Esta es una crónica de un sastre que espera, mientras realiza su trabajo, el momento en el que todo termine. Un relato de Andrés Felipe Yaya, artista colombiano.
Por: Andrés Felipe Yaya
En su recuerdo una vieja máquina de coser, desde hace una década, cose sin aplazamiento o evasivas, el vestido que llevará en la muerte. A las 8:00 a. m, en una de las esquinas de La Plaza del pueblo, don Hermes, acostumbrado a su oficio, abre la sastrería. Una pieza vieja de luz tenue, decrepita, con paredes de cal desteñida que recoge todo resquicio de polvo y carga un tufo a alcanfor. De pronto, golpes sordos vienen de afuera y se descargan en las cienes, regándosen por el cuerpo como una lluvia menuda que enfría la respiración. El cielo, cargado de un blanco hondo, opaca lo real. La calle parece, pues, desgajarse ante los ojos como un manojo de flores podridas.
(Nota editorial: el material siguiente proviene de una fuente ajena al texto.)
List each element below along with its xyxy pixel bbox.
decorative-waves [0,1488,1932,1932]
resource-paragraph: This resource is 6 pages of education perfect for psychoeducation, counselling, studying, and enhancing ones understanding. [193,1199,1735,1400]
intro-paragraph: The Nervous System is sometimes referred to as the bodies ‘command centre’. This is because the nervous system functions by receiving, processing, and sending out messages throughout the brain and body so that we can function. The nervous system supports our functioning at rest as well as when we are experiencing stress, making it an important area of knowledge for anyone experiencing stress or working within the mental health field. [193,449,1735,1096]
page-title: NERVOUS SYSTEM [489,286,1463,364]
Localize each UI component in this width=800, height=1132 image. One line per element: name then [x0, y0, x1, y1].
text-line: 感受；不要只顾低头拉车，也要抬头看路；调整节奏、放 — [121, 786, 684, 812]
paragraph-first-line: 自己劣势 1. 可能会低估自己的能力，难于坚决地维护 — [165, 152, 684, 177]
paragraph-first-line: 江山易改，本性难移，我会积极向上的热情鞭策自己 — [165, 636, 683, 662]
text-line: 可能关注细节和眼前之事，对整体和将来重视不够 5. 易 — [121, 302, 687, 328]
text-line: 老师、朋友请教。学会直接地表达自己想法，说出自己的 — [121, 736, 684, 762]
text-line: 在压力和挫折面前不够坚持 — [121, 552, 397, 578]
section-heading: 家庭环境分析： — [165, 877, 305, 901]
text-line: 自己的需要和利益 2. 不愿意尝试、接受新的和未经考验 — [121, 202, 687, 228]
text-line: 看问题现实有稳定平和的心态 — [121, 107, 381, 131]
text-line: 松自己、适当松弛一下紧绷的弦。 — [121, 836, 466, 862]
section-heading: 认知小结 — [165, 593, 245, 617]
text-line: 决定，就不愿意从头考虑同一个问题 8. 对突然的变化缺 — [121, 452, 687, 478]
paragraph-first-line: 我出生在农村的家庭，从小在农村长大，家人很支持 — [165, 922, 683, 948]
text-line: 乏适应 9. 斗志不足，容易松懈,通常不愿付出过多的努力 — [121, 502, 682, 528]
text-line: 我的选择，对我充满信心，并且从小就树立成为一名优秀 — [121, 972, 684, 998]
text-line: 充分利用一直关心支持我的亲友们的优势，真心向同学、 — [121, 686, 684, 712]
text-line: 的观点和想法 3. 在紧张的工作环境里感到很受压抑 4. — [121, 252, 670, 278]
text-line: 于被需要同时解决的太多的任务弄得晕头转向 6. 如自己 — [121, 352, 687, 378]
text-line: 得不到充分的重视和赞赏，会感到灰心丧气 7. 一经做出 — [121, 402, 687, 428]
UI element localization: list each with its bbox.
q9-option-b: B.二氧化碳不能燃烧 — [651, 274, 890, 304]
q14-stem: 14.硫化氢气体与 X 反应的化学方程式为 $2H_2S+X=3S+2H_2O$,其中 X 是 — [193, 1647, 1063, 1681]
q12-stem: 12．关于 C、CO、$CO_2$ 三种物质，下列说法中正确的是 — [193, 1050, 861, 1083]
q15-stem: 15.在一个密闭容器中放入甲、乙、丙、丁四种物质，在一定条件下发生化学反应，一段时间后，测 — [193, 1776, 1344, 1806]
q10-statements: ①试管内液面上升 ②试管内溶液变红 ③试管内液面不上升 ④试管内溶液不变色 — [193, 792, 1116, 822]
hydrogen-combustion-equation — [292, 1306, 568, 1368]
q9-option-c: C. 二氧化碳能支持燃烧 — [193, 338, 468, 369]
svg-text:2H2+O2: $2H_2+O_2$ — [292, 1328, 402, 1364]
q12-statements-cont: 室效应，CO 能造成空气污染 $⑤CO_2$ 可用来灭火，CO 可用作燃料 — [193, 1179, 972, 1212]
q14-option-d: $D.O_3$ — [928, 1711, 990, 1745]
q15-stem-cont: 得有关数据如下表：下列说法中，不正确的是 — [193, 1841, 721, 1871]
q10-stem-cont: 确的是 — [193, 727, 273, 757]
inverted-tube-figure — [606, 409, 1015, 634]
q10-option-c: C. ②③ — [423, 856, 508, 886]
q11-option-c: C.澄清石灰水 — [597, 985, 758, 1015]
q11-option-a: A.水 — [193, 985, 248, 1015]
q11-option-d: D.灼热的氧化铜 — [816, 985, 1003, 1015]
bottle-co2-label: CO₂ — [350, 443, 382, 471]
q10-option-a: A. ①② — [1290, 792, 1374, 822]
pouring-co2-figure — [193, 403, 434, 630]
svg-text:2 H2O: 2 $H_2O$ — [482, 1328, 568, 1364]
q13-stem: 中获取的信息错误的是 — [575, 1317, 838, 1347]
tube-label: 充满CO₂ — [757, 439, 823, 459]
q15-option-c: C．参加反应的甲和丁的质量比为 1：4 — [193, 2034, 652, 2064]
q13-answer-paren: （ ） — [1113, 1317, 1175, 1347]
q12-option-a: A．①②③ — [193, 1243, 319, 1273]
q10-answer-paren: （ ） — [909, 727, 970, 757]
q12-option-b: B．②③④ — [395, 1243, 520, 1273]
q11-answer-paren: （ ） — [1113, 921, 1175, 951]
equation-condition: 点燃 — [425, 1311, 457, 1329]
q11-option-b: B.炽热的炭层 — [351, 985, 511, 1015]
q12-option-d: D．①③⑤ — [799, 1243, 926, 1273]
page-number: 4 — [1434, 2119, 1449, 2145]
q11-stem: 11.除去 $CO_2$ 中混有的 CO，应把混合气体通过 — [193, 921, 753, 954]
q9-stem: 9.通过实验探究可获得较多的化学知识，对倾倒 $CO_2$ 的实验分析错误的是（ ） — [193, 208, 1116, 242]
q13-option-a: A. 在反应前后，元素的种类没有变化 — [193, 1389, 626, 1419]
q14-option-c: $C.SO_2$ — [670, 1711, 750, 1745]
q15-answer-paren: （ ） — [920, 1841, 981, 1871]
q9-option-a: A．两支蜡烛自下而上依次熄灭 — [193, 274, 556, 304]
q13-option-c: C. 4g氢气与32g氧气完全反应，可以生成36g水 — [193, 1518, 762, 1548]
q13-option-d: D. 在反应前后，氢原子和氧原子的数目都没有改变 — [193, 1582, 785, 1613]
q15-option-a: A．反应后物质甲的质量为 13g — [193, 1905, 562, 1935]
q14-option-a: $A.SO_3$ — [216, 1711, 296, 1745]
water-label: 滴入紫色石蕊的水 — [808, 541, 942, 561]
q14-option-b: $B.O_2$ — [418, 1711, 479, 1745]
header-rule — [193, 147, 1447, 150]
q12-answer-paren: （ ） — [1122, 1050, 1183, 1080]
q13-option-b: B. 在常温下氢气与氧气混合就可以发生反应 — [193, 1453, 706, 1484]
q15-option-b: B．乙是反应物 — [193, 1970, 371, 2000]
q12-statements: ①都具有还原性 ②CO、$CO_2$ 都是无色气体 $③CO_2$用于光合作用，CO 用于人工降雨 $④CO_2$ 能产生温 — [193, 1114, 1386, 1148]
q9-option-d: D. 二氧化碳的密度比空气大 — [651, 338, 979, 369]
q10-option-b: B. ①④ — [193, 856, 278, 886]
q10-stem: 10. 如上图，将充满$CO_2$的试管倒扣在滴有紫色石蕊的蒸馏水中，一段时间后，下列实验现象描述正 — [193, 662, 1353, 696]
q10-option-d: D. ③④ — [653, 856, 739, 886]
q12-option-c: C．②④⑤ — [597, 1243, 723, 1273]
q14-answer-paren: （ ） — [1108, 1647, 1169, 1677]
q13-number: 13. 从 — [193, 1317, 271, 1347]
Tuñido de su oficio, don Hermes está sentado en su máquina Singer doble pedal, semeja entonces, aquel grabado de Gustavo Doré, donde El Quijote, el Hidalgo, lee en su silla amenazado por un cúmulo de monstruos y criaturas medievales que nacen por encima de su cabeza. Hay, por lo visto, una especie de imaginario en el sastre que, intérprete de su propia costura, imprime en la rutina una serie de desvaríos, detenidos por una especie de desorden, ante un cuarto que crece como un niño muerto. Sabe, entre tanto, que a esta hora del día, las gentes del pueblo pasan desprevenida por las aceras. Una mujer camina, entre el vocerío de la plaza, suntuosa, con un paraguas amarillo, donde madura el día con aire de convalecencia. Reconoce, desde su rincón, los gritos de los vendedores que, apiñados en la periferia de la plaza, compran y venden artículos de segunda mano. Allí permanece sentado, obediente a su propio horario; adormilado como una iguana bajo el sol, pulsando un pedal podrido, cuyo traqueteo un tanto raquítico, lleva un tempo negro que agita las paredes desconchadas.
Don Hermes asumió la sastrería como oficio, ante todo, por responsabilidad después de la muerte de su padre. En su casa siete hermanos menores que él, resignados a vivir en una soledad con sombra propia, imposible de deshilvanar, hecha a trazos que, con el hambre se volvía palpable, pedían con grave acento el impulso del hermano mayor. Súbitamente aquel Hermes se echó a cuestas los gastos de la casa, encerrado día y noche, ceñido a las costuras, pegando botones, para lidiar con la pobreza de la familia. Me cuenta que en los días de calor, los píes le temblaban, las manos pegadas a la ropa le hacía creer que cosía una llaga que brotaba de su adentro. Ahora, para mayor fortuna, don Hermes solo lidia con el mismo y con un pasado que babea el sol día a día.
Desde hace 10 años, don Hermes, labora hasta las cinco de la tarde, con actitud segura y fiel al oficio. Luego, como un ritual, el hombre comienza a construir, poco a poco, el traje que llevará en la muerte. Llevado por un extraño sentimiento, don Hermes, al estar en constante contacto con las prendas, una noche se preguntó por el traje que llevaría en el viaje. Y, de pronto, la pregunta desencadenó un ritual diario que, regodeado en su desorden de retazos de tela apelotonadas, como un niño triste que sueña regido por otros compaces, construyó garabatos de prendas y formas, colores y materiales, en cuadernos de hojas amarillentas.
Tenía presente, como sastre clásico, marchar con una elegancia casi maniática. En los años que habían transcurrido, llevaba un sin número de prendas, diferentes todas, colgadas en el perchero sujetas con alambre, pero inseguro de ellas. Al borde de su realidad, tenía presente los pliegues, las costuras, los puntos, los terminales, con una minuciosidad que asusta por su perfección. Cortando una tela de gamuza pensaba en la muerte, con el rostro perplejo, desconsolado, mordiéndo las hilachas, sentía que ella, como el sol que brota del mar, nace en nosotros. Desconcertado percibió el olor a caña podrida que venía de las calles, tomó café, y se vío sus manos vacías como dos cántaros que esperan la estación de las lluvias. Pero esta vez, por un momento, se concentró en su nada.